# Help



## Ronnie27 (Nov 19, 2015)

Hi after asking quite a few different people I still dont seem to have a definitive answer. I am looking to get a decent coffee machine on a £500 budget and I'm lost to be honest. I have seen the Sage barista express myself but asked someone "in the know" and the automatically said done buy bean to cup. He recommends a Gaggia Classic and stand alone grinder. I guess I'm just trying to decide which is the better option. Any help or advice would be great.

Thanks

Adam


----------



## Daren (Jan 16, 2012)

Your man in the know knows best. Avoid the B2C at all costs.

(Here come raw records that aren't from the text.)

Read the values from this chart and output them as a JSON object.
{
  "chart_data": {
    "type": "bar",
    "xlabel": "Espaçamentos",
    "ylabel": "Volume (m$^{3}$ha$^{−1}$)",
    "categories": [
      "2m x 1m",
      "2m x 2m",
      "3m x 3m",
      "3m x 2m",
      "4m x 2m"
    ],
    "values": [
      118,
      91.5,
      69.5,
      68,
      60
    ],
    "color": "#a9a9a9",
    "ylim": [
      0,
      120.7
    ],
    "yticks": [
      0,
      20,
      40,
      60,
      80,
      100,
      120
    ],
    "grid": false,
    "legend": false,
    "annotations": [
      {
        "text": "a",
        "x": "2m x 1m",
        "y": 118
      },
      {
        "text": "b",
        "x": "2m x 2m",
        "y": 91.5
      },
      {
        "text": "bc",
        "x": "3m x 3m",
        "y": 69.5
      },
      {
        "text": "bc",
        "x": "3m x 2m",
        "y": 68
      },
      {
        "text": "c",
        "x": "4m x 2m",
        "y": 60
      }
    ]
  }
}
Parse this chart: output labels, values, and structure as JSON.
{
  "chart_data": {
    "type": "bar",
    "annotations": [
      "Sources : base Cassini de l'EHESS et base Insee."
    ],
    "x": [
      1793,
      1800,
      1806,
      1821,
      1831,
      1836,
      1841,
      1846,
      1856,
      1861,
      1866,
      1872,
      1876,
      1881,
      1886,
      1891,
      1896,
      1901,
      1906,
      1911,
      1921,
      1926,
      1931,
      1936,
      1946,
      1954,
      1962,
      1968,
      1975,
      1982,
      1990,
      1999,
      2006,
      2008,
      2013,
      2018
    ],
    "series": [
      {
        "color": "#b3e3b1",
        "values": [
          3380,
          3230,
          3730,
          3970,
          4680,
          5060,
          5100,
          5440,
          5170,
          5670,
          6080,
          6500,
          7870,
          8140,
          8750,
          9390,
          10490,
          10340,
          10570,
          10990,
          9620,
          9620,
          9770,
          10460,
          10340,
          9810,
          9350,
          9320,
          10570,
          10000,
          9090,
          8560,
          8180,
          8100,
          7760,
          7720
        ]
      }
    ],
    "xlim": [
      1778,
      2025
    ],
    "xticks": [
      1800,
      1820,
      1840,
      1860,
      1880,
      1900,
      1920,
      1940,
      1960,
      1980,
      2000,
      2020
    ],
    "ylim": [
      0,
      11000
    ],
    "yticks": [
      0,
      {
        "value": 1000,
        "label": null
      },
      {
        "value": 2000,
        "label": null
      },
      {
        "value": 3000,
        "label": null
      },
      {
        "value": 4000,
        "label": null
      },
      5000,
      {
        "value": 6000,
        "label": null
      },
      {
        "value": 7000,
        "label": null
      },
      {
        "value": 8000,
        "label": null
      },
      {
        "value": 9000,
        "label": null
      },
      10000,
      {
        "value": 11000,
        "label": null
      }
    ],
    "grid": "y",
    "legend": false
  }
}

Classic and Mignon grinder is a well trodden path for your budget. You can't go wrong as a starter package


----------



## Jacko112 (Oct 29, 2015)

I was told the same thing Adam, avoid the bean to cup there's an opinion that they're like the tv/DVD combo once one bit goes wrong...

On your budget you should be able to get a decent set up.

I just picked up a Silvia 6 mths old for under £300, just on the hunt now for a good starter grinder.


----------



## El carajillo (Mar 16, 2013)

Another vote here for Classic plus decent grinder.The skills you will learn / acquire with this combination will stand you in good stead for when you upgrade.


----------



## frothycoffeeman (Oct 10, 2015)

Even though I went on a different path lol the common two are the Gaggia and Silvia with a Rocky grinder. Ebay or the Adds here have both and some even have PID installed(not essential but helps with temp stability). The new Gaggia getting a fair amount of hate atm where the Silvia's been a rock solid recommended machine. The only other combo could be the Duo Temp Pro/Sage Pro Grinder via Lakeland. Similar to the Gaggia, yes not a 58mm PF or Naked version with LL warranty everything breakdown wise is covered and unless the PID unit goes pop the brew temperatures should be alot more consistent. A brand new Silvia and Rocky combo from BellaBarista will set you back £589 but also budget for a decent tamper as the Silvia still comes with a cheap plastic version. And when you have the money they sell the naked PF and other extra's. And from Lakeland the Sage Duo temp Pro and Pro Grinder is £494 and with all things Sage you get the tamper milk jug both styles of baskets with the Lakeland Lifetime warranty on top.


----------



## Ronnie27 (Nov 19, 2015)

Thanks for the feedback. I've been reading that the older classic is better than the 2015 model. Is this correct? And am I not to buy the 2015 model or its just the better of the two machines but this years classic is still a good machine? Thanks


----------



## frothycoffeeman (Oct 10, 2015)

Ronnie27 said:


> Thanks for the feedback. I've been reading that the older classic is better than the 2015 model. Is this correct? And am I not to buy the 2015 model or its just the better of the two machines but this years classic is still a good machine? Thanks


Yes older Classics were pre new owners and I think the new models you lost some standard features as in the 3 way solenoid Valve and mention of alot more plastic I.E. spout. Have never used or seen a Classic in action in the flesh but up to the recent model they were getting solid reviews. Think there's a few older models up for grabs on the to buy pages on the forum, also go to the Gaggia and Rancilio sections here. Plenty or reviews/feedback and if you have a question the more informed user's can point you in the right direction.


----------